Automatic differentiation is very important in machine learning, as it handles automatic computation of gradients for gradient descent and other parameter optimization algorithms. In order to better understand how it works, I created this repo to explore different techniques of automatic differentation in python.
The most basic form of automatic differentiation is forward accumulation, which is the first algorithm I implemented. Each operation is represented as a python class which takes in other operations as inputs and contains a v
variable and d(var)
lambda function. v
computes the value of that operation recursively, and d(var)
computes the gradient of that operation with respect to the input variable recursively.
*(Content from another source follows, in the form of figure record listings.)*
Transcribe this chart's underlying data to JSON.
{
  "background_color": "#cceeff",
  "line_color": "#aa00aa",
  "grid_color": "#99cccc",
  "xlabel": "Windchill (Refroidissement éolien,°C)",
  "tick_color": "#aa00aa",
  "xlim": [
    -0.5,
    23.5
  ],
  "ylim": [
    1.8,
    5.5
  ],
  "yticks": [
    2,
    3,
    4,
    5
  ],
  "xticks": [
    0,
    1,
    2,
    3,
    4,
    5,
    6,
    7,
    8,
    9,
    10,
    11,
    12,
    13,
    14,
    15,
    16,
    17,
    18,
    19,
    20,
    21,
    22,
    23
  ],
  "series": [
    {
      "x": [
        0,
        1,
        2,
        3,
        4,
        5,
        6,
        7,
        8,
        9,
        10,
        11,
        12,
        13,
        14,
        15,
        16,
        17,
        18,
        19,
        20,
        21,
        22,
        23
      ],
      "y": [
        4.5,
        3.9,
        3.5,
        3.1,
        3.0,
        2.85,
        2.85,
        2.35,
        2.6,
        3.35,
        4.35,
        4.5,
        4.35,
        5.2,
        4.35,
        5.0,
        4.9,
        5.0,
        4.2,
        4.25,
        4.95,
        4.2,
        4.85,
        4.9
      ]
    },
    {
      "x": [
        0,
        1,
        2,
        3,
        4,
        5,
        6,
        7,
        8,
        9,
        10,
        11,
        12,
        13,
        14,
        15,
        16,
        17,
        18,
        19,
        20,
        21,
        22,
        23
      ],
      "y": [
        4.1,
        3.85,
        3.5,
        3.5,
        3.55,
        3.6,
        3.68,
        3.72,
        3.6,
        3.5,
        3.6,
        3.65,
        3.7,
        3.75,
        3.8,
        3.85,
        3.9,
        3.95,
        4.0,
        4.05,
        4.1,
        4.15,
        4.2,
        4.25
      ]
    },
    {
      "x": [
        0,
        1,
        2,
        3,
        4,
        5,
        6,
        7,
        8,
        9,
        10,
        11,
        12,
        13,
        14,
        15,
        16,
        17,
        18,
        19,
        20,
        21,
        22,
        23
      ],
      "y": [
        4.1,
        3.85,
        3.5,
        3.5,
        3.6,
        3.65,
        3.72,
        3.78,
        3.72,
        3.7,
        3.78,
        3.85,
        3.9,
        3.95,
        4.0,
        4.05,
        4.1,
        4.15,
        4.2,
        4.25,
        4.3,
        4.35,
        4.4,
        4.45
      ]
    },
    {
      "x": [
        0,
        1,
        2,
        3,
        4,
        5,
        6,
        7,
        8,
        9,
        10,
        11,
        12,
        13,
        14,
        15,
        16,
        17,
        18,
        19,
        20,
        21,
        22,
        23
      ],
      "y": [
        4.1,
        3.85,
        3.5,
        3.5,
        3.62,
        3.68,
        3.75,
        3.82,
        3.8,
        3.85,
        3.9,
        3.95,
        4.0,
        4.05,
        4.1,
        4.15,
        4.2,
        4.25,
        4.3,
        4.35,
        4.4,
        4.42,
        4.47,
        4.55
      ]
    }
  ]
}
The base case is a Var
operation which contains a single float value, and a gradient of 1 or 0 depending on whether it is the independent or dependent variable in the gradient.
- Operator: Var
- inputs: v
- v = v
- d(var) = 1 if (self is var) else 0
- Operator: plus
- inputs: x, y
- v = x.v + y.v
- d(var) = x.d(var) + y.d(var)
- Operator: mul
- inputs: x, y
- v = x.v*y.v
- d(var) = x.v * y.d(var) + y.v * x.d(var)
# Application: w = x^2 + x, w' = 2x + 1
x = Var(5)
y = Var(2)
w = plus(mul(y, x), x)
print(w.v) # output: 12
'''
w.v = plus(mul(y, x), x).v # initial definition
= mul(y, x).v + x.v # recursively expand
= (y.v * x.v) + x.v # recursively expand
= (2 * 5) + 2
= 12
'''
print(w.d(x)) # output: 3
'''
w.d(x) = plus(mul(y, x), x).d(x) # initial definition
= mul(y, x).d(x) + x.d(x) # recursive expand
= (y.v * x.d(x) + x.v * y.d(x)) + x.d(x) # recursive expand
= (2 * 1 + 5 * 0) + 1
= 3
'''